Deckard didn’t stir from his position at the building’s edge. “Twin female infants.” He repeated verbatim what Marley had told him. “Two healthy baby girls. You and your sister. Sarah . . . and Rachael She looked up at Deckard when he spoke the second name. “My sister?” Sarah shook her head in disbelief. “That’s impossible.”

“It’s true,” said Deckard. “And there’s proof. The little girl downstairs, inside this building-her name really is Rachael. She’s not a hallucination.

She’s your twin sister.”

“Oh, of course.” Sarah gave a quick, sharp laugh. “Even though she’s-what?-ten years old? There’s a problem with that, Deckard. I’m sure you can see it.”

“There’s no problem. You and the little girl were born at the same time . . . or a few minutes apart. You’re twins. But you know that bad things happened aboard the Salander 3; you know because you saw them when you went there again. After you and Rachael were born, something happened. To your father. And then a lot of bad things happened. Your mother managed to save not only you but your twin sister, Rachael, as well. But your mother died in the process—she was killed by the man who loved her. Insane when he killed her; sane—or close enough-when he killed himself.”

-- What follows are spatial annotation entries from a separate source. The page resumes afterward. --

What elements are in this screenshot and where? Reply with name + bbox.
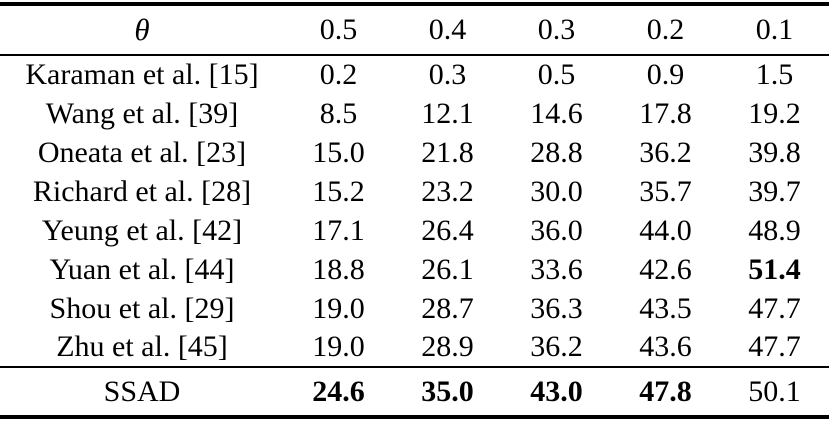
map-value: 21.8 [421, 135, 474, 169]
map-value: 44.0 [639, 213, 692, 247]
map-value: 15.2 [312, 174, 365, 208]
table-header: θ 0.5 0.4 0.3 0.2 0.1 [0, 4, 829, 55]
map-value: 48.9 [748, 213, 801, 247]
map-value: 39.8 [748, 135, 801, 169]
map-value: 18.8 [312, 252, 365, 286]
table-row: Oneata et al. [23] 15.0 21.8 28.8 36.2 3… [0, 133, 829, 172]
map-value: 39.7 [748, 174, 801, 208]
map-value: 30.0 [530, 174, 583, 208]
table-row: Yuan et al. [44] 18.8 26.1 33.6 42.6 51.… [0, 250, 829, 289]
map-value: 47.7 [748, 291, 801, 325]
map-value: 19.0 [312, 291, 365, 325]
map-value: 33.6 [530, 252, 583, 286]
method-name: Wang et al. [39] [45, 96, 239, 130]
map-value: 19.0 [312, 330, 365, 363]
method-name: Zhu et al. [45] [56, 330, 228, 363]
map-value: 36.0 [530, 213, 583, 247]
ssad-row: SSAD 24.6 35.0 43.0 47.8 50.1 [0, 367, 829, 417]
threshold-header: 0.5 [319, 13, 358, 46]
map-value: 50.1 [748, 374, 801, 408]
map-value: 28.9 [421, 330, 474, 363]
map-value-best: 51.4 [748, 252, 801, 286]
method-name: Richard et al. [28] [32, 174, 252, 208]
table-row: Zhu et al. [45] 19.0 28.9 36.2 43.6 47.7 [0, 328, 829, 367]
map-value-best: 35.0 [421, 374, 474, 408]
map-value: 8.5 [319, 96, 358, 130]
map-value: 28.7 [421, 291, 474, 325]
threshold-header: 0.4 [428, 13, 467, 46]
method-name: Yuan et al. [44] [49, 252, 235, 286]
results-table: θ 0.5 0.4 0.3 0.2 0.1 Karaman et al. [15… [0, 2, 829, 419]
map-value: 0.5 [537, 58, 576, 91]
map-value: 36.2 [639, 135, 692, 169]
map-value: 14.6 [530, 96, 583, 130]
map-value: 42.6 [639, 252, 692, 286]
table-footer: SSAD 24.6 35.0 43.0 47.8 50.1 [0, 367, 829, 417]
map-value: 0.3 [428, 58, 467, 91]
theta-column-header: θ [134, 12, 150, 47]
method-name: SSAD [103, 374, 181, 408]
map-value: 23.2 [421, 174, 474, 208]
map-value: 43.5 [639, 291, 692, 325]
header-row: θ 0.5 0.4 0.3 0.2 0.1 [0, 4, 829, 55]
table-row: Karaman et al. [15] 0.2 0.3 0.5 0.9 1.5 [0, 55, 829, 94]
threshold-header: 0.2 [646, 13, 685, 46]
map-value: 12.1 [421, 96, 474, 130]
map-value: 0.9 [646, 58, 685, 91]
table-row: Yeung et al. [42] 17.1 26.4 36.0 44.0 48… [0, 211, 829, 250]
map-value: 17.1 [312, 213, 365, 247]
threshold-header: 0.3 [537, 13, 576, 46]
method-name: Yeung et al. [42] [41, 213, 243, 247]
map-value: 26.1 [421, 252, 474, 286]
method-name: Oneata et al. [23] [37, 135, 247, 169]
threshold-header: 0.1 [755, 13, 794, 46]
table-row: Richard et al. [28] 15.2 23.2 30.0 35.7 … [0, 172, 829, 211]
map-value: 0.2 [319, 58, 358, 91]
method-name: Karaman et al. [15] [25, 58, 259, 91]
map-value: 19.2 [748, 96, 801, 130]
table-row: Shou et al. [29] 19.0 28.7 36.3 43.5 47.… [0, 289, 829, 328]
map-value: 26.4 [421, 213, 474, 247]
map-value: 28.8 [530, 135, 583, 169]
map-value-best: 24.6 [312, 374, 365, 408]
map-value-best: 47.8 [639, 374, 692, 408]
paper-table-container: θ 0.5 0.4 0.3 0.2 0.1 Karaman et al. [15… [0, 2, 829, 419]
map-value-best: 43.0 [530, 374, 583, 408]
map-value: 47.7 [748, 330, 801, 363]
table-body: Karaman et al. [15] 0.2 0.3 0.5 0.9 1.5 … [0, 55, 829, 367]
method-name: Shou et al. [29] [49, 291, 235, 325]
map-value: 17.8 [639, 96, 692, 130]
map-value: 43.6 [639, 330, 692, 363]
map-value: 36.3 [530, 291, 583, 325]
table-row: Wang et al. [39] 8.5 12.1 14.6 17.8 19.2 [0, 94, 829, 133]
map-value: 35.7 [639, 174, 692, 208]
map-value: 15.0 [312, 135, 365, 169]
map-value: 1.5 [755, 58, 794, 91]
map-value: 36.2 [530, 330, 583, 363]
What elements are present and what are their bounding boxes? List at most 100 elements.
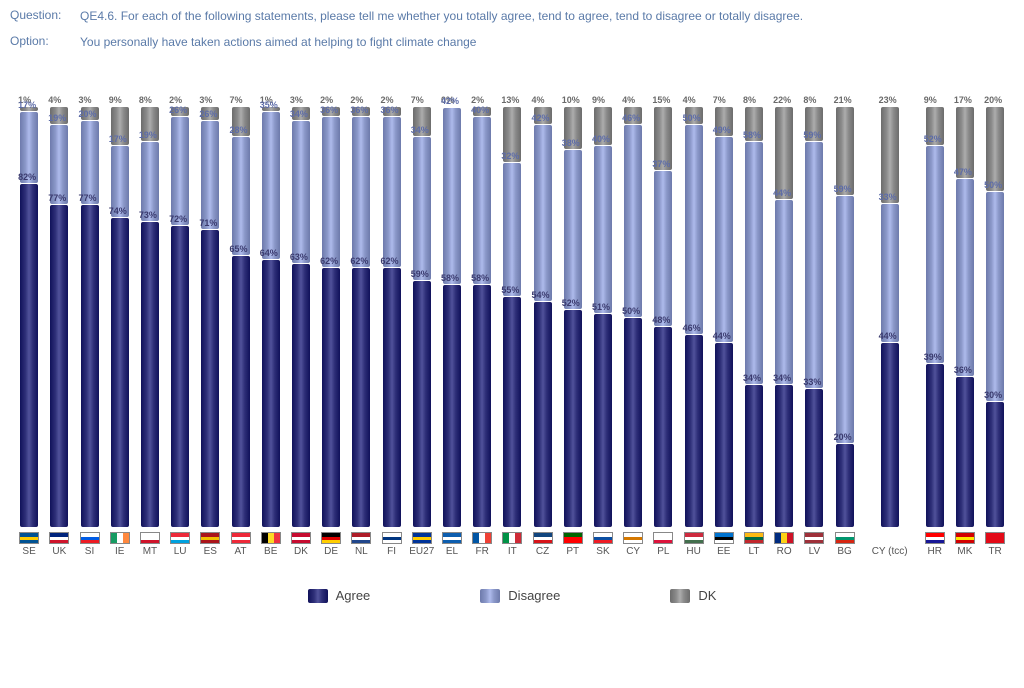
- legend-label: Disagree: [508, 588, 560, 603]
- bar-segment-disagree: 32%: [503, 163, 521, 297]
- bar-segment-disagree: 42%: [443, 108, 461, 284]
- chart-column: 3%34%63%DK: [286, 68, 316, 578]
- question-text: QE4.6. For each of the following stateme…: [80, 8, 803, 24]
- bar-segment-disagree: 33%: [881, 204, 899, 342]
- bar-segment-agree: 62%: [322, 268, 340, 527]
- chart-column: 2%36%62%FI: [376, 68, 406, 578]
- chart-column: 7%34%59%EU27: [407, 68, 437, 578]
- bar-value-label: 77%: [48, 193, 66, 203]
- chart-column: 17%47%36%MK: [950, 68, 980, 578]
- country-code-label: CY: [626, 546, 640, 557]
- bar-value-label: 73%: [139, 210, 157, 220]
- country-code-label: EE: [717, 546, 730, 557]
- bar-value-label: 8%: [743, 95, 756, 105]
- bar-segment-agree: 46%: [685, 335, 703, 527]
- bar-value-label: 10%: [562, 95, 580, 105]
- country-flag-icon: [170, 532, 190, 544]
- bar-segment-agree: 51%: [594, 314, 612, 527]
- country-code-label: FR: [475, 546, 488, 557]
- legend-swatch-icon: [480, 589, 500, 603]
- chart-column: 4%46%50%CY: [618, 68, 648, 578]
- bar-value-label: 50%: [683, 113, 701, 123]
- bar-segment-agree: 44%: [715, 343, 733, 527]
- country-code-label: SE: [22, 546, 35, 557]
- bar-value-label: 46%: [683, 323, 701, 333]
- bar-value-label: 26%: [169, 105, 187, 115]
- bar-value-label: 58%: [441, 273, 459, 283]
- bar-value-label: 42%: [441, 96, 459, 106]
- chart-column: 13%32%55%IT: [497, 68, 527, 578]
- chart-column: 15%37%48%PL: [648, 68, 678, 578]
- bar-segment-disagree: 50%: [685, 125, 703, 334]
- bar-value-label: 40%: [592, 134, 610, 144]
- bar-segment-agree: 71%: [201, 230, 219, 527]
- bar-value-label: 58%: [743, 130, 761, 140]
- bar-segment-agree: 54%: [534, 302, 552, 528]
- bar-segment-agree: 48%: [654, 327, 672, 528]
- bar-value-label: 71%: [199, 218, 217, 228]
- bar-segment-dk: 22%: [775, 107, 793, 199]
- bar-value-label: 38%: [562, 138, 580, 148]
- country-code-label: LU: [174, 546, 187, 557]
- legend-label: Agree: [336, 588, 371, 603]
- country-flag-icon: [321, 532, 341, 544]
- bar-value-label: 52%: [924, 134, 942, 144]
- bar-segment-disagree: 58%: [745, 142, 763, 385]
- bar-value-label: 49%: [713, 125, 731, 135]
- bar-segment-agree: 59%: [413, 281, 431, 528]
- bar-value-label: 34%: [743, 373, 761, 383]
- country-flag-icon: [200, 532, 220, 544]
- bar-value-label: 82%: [18, 172, 36, 182]
- chart-column: 4%42%54%CZ: [527, 68, 557, 578]
- bar-value-label: 22%: [773, 95, 791, 105]
- bar-segment-disagree: 59%: [836, 196, 854, 443]
- country-code-label: HR: [928, 546, 942, 557]
- chart-column: 10%38%52%PT: [558, 68, 588, 578]
- bar-value-label: 17%: [109, 134, 127, 144]
- bar-segment-dk: 23%: [881, 107, 899, 203]
- country-flag-icon: [472, 532, 492, 544]
- bar-segment-agree: 34%: [745, 385, 763, 527]
- legend-item-agree: Agree: [308, 588, 371, 603]
- bar-segment-disagree: 35%: [262, 112, 280, 258]
- bar-value-label: 55%: [501, 285, 519, 295]
- country-flag-icon: [19, 532, 39, 544]
- chart-column: 7%28%65%AT: [225, 68, 255, 578]
- bar-segment-disagree: 36%: [352, 117, 370, 268]
- country-flag-icon: [502, 532, 522, 544]
- chart-column: 20%50%30%TR: [980, 68, 1010, 578]
- country-flag-icon: [985, 532, 1005, 544]
- bar-value-label: 62%: [381, 256, 399, 266]
- chart-column: 9%52%39%HR: [920, 68, 950, 578]
- bar-value-label: 33%: [803, 377, 821, 387]
- chart-column: 8%58%34%LT: [739, 68, 769, 578]
- bar-value-label: 4%: [683, 95, 696, 105]
- country-flag-icon: [714, 532, 734, 544]
- bar-value-label: 4%: [48, 95, 61, 105]
- bar-value-label: 74%: [109, 206, 127, 216]
- country-flag-icon: [49, 532, 69, 544]
- bar-value-label: 13%: [501, 95, 519, 105]
- bar-value-label: 42%: [532, 113, 550, 123]
- chart-column: 22%44%34%RO: [769, 68, 799, 578]
- bar-segment-disagree: 46%: [624, 125, 642, 317]
- chart-column: 8%19%73%MT: [135, 68, 165, 578]
- bar-value-label: 59%: [411, 269, 429, 279]
- bar-segment-disagree: 36%: [322, 117, 340, 268]
- bar-value-label: 36%: [954, 365, 972, 375]
- country-code-label: SI: [85, 546, 94, 557]
- bar-value-label: 51%: [592, 302, 610, 312]
- bar-value-label: 37%: [652, 159, 670, 169]
- country-code-label: RO: [777, 546, 792, 557]
- bar-segment-agree: 55%: [503, 297, 521, 527]
- bar-value-label: 20%: [79, 109, 97, 119]
- country-flag-icon: [231, 532, 251, 544]
- country-flag-icon: [110, 532, 130, 544]
- bar-segment-disagree: 44%: [775, 200, 793, 384]
- chart-column: 2%36%62%NL: [346, 68, 376, 578]
- country-flag-icon: [925, 532, 945, 544]
- country-flag-icon: [533, 532, 553, 544]
- question-label: Question:: [10, 8, 80, 24]
- bar-value-label: 62%: [320, 256, 338, 266]
- country-flag-icon: [563, 532, 583, 544]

“Still a problem, Deckard. Even if everything you say is true—” Sarah held the photo in one hand and the gun, still trained on him, in the other. “There was only one child taken off the Salander 3 when it returned to Earth. And that was me.”

“That’s right.” He returned her level gaze, straight into Sarah’s eyes. “Your sister was left on board the Salander 3. In the sleep transport chamber that was part of the ship’s equipment.” When Marley had told him, he’d had a vision of the infant, a small, helpless thing inside the glass-lidded coffin, another of the suspended-animation devices like the one his own Rachael had slept and died in. “That was where your mother hid her to save her from your father. You were still in your mother’s arms when your father killed her. Then the ship’s autonomic circuits took care of you on the voyage back to Earth. And all the while, your twin sister, Rachael, slept on inside the transport chamber. Slept and didn’t age—even after the Salander 3 had returned home and you were taken from it. You’re right; only one child was taken from the ship. Your twin sister, Rachael, was either overlooked where she was sleeping inside the transport chamber—the Tyrell Corporation employees who went aboard might not have searched very thoroughly, given the things they found when they went in—or she might’ve been deliberately left there. Either on Eldon Tyrell’s orders or someone else’s; I don’t know. That part’s still a mystery. Just like it’s a mystery as to who took your sister, Rachael, out of the transport chamber ten years ago and left her there for the Salander 3’s autonomic circuits to rear. That might’ve been done on your uncle’s orders as well.” Deckard could hear a grating edge in his own voice. “He’d already started to let some of his-shall we say?-personal obsessions take over his thinking. That’s what led him to have another Rachael created, a replicant based on you.” An invisible knife carved away another section of Deckard’s heart as he found himself speaking so coldly of the origins of the woman with whom he’d fallen in love. “Maybe Eldon Tyrell was too impatient to wait for the real Rachael, the child still inside the Salander 3, to grow up. So he found another way to get what he wanted.”

“Don’t be too hard on him.” Sarah looked at the photo again. “I hated him and I wasn’t sorry to hear that he was dead—but I’ve got a right to feel that way.

You don’t. My uncle was just another poor bastard who loved something too much. He must’ve loved Ruth . . . a great deal.” Her voice went softer. “But he couldn’t have her. Because she loved his brother, Anson, my father. And she went off with him. Far, far away Sarah slowly shook her head. “And that’s what made him do the things he did, with me and with Rachael, the replicant he created. Because he loved her. He loved Ruth.”